- From: Sylvain Galineau <sylvaing@microsoft.com>
- Date: Wed, 12 Nov 2008 17:42:46 -0800
- To: Aryeh Gregor <Simetrical@gmail.com>, Jethro Larson <jethrolarson@gmail.com>
- CC: "www-style@w3.org" <www-style@w3.org>
Is the description of sprites the only or main use-case for this feature ? -----Original Message----- From: www-style-request@w3.org [mailto:www-style-request@w3.org] On Behalf Of Aryeh Gregor Sent: Wednesday, November 12, 2008 7:39 AM To: Jethro Larson Cc: www-style@w3.org Subject: Re: background-position-x & y On Sat, Nov 1, 2008 at 3:23 AM, Jethro Larson <jethrolarson@gmail.com> wrote: > I feel that one of the big goals for CSS3 would be to ease the use of > sprites as they can improve performance of pages by a lot. Being able to > load up all the UI images into a single file would decrease download time > significantly and re-skinning a site would be as simple as changing a single > reference and modifying a single image file. Sprites are a terrible hack.

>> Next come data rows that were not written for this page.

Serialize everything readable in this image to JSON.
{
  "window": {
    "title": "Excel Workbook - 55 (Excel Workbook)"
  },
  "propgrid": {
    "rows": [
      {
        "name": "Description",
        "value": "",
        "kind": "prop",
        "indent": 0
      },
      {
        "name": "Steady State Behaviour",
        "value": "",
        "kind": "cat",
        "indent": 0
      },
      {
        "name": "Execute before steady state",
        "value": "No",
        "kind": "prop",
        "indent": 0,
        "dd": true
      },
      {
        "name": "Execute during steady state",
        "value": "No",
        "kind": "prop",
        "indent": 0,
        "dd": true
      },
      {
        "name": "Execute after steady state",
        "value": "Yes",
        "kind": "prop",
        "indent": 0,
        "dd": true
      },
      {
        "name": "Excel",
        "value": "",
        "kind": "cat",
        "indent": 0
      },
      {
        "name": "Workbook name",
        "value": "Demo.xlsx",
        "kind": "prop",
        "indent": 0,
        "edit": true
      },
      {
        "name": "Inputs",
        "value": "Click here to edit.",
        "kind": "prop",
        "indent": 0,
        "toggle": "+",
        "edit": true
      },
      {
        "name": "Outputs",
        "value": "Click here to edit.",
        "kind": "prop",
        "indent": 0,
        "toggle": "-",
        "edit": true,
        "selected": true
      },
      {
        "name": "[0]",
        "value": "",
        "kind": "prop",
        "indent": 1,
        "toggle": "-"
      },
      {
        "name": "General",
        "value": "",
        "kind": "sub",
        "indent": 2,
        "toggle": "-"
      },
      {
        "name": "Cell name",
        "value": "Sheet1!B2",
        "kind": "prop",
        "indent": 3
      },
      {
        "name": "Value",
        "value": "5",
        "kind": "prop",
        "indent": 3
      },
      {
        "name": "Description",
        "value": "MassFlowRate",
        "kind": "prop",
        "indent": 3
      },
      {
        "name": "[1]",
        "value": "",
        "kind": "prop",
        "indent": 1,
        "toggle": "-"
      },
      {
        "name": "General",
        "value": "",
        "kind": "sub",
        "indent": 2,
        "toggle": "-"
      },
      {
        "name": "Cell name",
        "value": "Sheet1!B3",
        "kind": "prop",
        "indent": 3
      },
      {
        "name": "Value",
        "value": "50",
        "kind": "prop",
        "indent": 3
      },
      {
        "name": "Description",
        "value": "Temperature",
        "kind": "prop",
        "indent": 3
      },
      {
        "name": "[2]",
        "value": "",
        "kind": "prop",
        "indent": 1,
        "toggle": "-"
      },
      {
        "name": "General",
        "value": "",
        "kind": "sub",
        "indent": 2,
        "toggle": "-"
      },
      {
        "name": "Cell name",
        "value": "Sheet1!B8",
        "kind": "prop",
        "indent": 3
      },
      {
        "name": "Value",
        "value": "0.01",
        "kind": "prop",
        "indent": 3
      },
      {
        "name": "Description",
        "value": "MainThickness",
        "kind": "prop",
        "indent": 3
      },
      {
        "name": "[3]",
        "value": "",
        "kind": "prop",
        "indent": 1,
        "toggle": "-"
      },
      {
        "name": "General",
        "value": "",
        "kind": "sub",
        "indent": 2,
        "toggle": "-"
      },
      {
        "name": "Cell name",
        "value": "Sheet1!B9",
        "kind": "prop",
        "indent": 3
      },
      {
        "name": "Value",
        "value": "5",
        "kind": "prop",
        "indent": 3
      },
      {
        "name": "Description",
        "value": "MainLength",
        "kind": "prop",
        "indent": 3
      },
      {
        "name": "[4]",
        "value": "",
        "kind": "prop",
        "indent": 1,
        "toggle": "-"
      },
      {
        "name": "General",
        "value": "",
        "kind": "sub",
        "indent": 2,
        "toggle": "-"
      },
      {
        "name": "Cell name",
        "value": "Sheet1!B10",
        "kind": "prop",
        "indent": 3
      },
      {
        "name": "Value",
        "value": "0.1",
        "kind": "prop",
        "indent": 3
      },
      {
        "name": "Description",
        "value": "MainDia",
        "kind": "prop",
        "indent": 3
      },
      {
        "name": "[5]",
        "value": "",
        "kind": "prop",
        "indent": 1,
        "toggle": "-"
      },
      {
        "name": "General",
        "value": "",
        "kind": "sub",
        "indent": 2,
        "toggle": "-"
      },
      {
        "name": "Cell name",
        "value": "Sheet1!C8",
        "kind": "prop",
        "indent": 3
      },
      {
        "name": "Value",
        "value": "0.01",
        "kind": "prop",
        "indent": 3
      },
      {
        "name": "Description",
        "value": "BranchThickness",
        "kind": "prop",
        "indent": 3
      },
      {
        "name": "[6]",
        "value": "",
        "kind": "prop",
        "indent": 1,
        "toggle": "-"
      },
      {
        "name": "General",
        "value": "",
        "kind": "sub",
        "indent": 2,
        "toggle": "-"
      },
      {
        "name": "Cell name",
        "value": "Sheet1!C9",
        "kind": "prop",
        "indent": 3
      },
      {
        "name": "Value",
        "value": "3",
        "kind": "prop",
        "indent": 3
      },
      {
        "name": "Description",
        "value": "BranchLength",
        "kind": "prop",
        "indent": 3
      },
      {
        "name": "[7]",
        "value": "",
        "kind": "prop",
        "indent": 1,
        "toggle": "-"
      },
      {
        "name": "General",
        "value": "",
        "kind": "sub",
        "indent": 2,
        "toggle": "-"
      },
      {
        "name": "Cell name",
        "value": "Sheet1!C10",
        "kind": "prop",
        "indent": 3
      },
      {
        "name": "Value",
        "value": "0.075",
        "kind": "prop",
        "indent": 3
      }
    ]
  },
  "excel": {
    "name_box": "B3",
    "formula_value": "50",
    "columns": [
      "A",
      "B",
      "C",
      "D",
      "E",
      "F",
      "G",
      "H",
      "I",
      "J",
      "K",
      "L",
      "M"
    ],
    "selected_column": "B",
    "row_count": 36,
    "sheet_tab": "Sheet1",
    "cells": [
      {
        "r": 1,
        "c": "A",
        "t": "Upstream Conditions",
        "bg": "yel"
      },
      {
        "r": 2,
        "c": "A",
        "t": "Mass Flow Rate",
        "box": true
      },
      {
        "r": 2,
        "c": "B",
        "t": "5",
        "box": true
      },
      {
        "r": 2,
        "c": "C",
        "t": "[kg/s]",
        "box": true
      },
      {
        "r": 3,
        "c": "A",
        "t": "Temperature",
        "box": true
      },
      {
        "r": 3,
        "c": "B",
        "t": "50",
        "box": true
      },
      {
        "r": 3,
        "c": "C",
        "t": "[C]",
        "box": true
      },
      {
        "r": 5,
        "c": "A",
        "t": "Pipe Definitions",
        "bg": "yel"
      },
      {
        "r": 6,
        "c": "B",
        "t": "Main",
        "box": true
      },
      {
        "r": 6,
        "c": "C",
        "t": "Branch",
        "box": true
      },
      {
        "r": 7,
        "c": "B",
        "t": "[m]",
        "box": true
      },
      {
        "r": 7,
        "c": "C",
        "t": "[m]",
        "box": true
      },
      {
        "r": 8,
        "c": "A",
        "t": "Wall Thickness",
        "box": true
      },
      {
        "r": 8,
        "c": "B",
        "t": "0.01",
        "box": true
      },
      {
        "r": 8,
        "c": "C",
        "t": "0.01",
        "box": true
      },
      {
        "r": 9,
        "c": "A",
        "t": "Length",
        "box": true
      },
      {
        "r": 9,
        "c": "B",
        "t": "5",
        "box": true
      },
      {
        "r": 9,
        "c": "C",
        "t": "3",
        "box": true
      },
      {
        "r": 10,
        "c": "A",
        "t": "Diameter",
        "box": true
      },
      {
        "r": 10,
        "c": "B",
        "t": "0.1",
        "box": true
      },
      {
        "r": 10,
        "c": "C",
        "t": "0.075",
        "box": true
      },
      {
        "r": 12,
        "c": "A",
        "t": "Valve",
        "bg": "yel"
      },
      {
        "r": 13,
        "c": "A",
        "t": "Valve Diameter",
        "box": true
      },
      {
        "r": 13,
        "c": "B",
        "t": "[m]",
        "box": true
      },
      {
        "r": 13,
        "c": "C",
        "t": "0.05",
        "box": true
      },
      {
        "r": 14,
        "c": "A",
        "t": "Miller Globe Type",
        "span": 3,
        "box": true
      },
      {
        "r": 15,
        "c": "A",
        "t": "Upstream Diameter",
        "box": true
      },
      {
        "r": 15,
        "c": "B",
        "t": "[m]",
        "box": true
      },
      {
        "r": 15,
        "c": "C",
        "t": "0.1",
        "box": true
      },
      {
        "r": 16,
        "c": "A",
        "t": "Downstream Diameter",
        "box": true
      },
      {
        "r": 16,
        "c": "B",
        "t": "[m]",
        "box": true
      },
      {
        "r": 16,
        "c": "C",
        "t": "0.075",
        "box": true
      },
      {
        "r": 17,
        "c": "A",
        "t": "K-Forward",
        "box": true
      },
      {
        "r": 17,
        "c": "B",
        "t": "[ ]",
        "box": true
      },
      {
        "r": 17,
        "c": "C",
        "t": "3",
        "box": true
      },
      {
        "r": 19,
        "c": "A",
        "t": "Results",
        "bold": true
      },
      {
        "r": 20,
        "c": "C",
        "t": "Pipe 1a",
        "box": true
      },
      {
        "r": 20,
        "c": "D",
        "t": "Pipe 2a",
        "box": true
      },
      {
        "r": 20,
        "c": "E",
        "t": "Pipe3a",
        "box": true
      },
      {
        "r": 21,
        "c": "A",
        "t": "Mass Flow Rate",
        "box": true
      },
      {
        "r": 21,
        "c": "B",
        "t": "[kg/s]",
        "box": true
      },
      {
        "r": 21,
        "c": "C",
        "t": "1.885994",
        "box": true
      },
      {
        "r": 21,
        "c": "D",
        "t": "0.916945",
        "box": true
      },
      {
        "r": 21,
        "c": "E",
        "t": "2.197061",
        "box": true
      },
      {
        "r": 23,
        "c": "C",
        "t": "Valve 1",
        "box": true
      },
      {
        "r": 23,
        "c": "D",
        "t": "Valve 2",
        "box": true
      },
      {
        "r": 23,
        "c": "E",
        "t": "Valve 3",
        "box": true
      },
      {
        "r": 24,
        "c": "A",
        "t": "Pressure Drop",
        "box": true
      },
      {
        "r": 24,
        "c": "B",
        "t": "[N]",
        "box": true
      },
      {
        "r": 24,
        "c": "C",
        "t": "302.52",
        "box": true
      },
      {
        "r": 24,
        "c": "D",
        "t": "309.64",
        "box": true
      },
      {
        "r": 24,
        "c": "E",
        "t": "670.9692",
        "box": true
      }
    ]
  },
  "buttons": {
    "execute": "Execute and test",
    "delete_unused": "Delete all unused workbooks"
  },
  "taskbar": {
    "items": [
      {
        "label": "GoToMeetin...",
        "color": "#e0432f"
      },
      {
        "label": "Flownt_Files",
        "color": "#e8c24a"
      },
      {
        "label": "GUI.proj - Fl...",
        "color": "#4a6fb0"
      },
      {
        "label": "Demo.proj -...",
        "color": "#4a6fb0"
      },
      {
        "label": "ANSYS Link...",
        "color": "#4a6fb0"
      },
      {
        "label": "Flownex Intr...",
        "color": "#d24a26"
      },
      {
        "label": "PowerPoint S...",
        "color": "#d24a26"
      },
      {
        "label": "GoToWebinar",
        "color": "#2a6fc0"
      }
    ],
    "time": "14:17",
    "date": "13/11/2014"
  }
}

CSS shouldn't make any attempt to support them. CSS sprites should be obviated, for preference, by browsers loading all images simultaneously, negating the performance advantage of sprites. (Possibly only if the server requests this somehow, if causing server load is an issue.) There is no possible justification for trying to support an interface where authors are supposed to manually concatenate images and manually specify offsets in CSS rather than treating the images as the logically separate units they actually are. CSS sprites might be useful now, but that's a bad situation, not one that anyone should be trying to perpetuate.